Je suis un Algérien de l'intérieur et je sais apprécier tous les efforts méritoires dans les domaines de la construction de logements et des routes, de la réalisation de barrages et de la connexion entre les retenues afin d’éviter les pénuries d’alimentation en eau, de l’édification des universités et du renforcement de leurs capacités d’accueil, de l’effort méritoire sur le plan de l’ouverture vers les nouvelles technologies, comme en témoignent la prolifération des cybercafés ou l’équipement en dizaines de milliers de micro-ordinateurs des entreprises, des écoles, des lycées et des universités, ou encore le programme spatial qui a permis à l’Algérie de lancer son premier microsatellite. Enfin, et toujours dans le chapitre positif, les évidences sont là : le remboursement de la dette avant terme, une réserve de change jamais réalisée au cours des dernières années. Certains diront qu'on ne pouvait faire moins avec tant de centaines de milliards de dollars ! Évidemment, les points noirs sont trop nombreux pour que nous les citions tous : la désertification et la privatisation de l'industrie publique, l'absence de stratégie de développement économique, l'importation tous azimuts, l'agriculture renflouée à coups de milliers de milliards sans résultats apparents, le retour de l'archaïsme social, de l'illettrisme, du charlatanisme et une politique culturelle basée sur les «années» événementielles, la corruption généralisée, etc. Et une gestion tout à fait singulière des affaires de la Nation, une gestion dont le moins qu’on puisse dire est qu’elle fut parfois chaotique, obéissant à une vision autoritaire, à la limite du despotisme, qui a fait dégringoler les valeurs démocratiques et vider les partis de leur substance.

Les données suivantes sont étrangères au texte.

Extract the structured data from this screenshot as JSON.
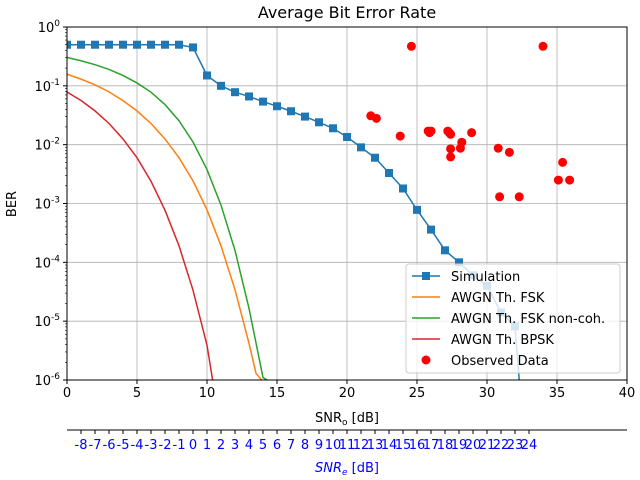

Ces dérives ont automatiquement conduit à la dévalorisation du système semi-parlementaire issu de l'ancienne Constitution, puis carrément au viol de cette même Constitution afin que s'ouvre le chemin vers la présidence à vie ! Les institutions sont paralysées et incapables de jouer le rôle qui leur est imparti. Avec Bouteflika, les partis ne servent à rien, sauf s’ils le soutiennent ; la télévision publique est un appareil de propagande pour le pouvoir et les espaces de libertés politiques sont devenus insignifiants, pour ne pas dire inexistants. L’Algérie ne mérite pas cela. L’Algérie de Boudiaf, Abane et Ben Boulaïd, mais aussi celle de Benhamouda et Massinissa Guermah, nouveaux martyrs de la démocratie et de la liberté. C’est cette Algérie qui semble atteindre aujourd'hui les limites de la patience. Alors qu'importe la bassesse de ceux qui s'attaquent aux forteresses avec leur humour à quatre sous ou qui insultent et menacent le peuple ! Ces escrimeurs de pacotille qui se battent contre les vents du changement tentent de faire reculer le printemps… Leurs coups d’épée dans l’eau les useront rapidement et ils seront trop faibles pour lever leurs yeux fatigués sur les floraisons à venir...
M. F.

* Comme chaque été, «Les choses de la vie» se transforme en «Haltes estivales» avec la republication d'anciennes chroniques. Celle de ce jour a été publiée le 17 avril 2014.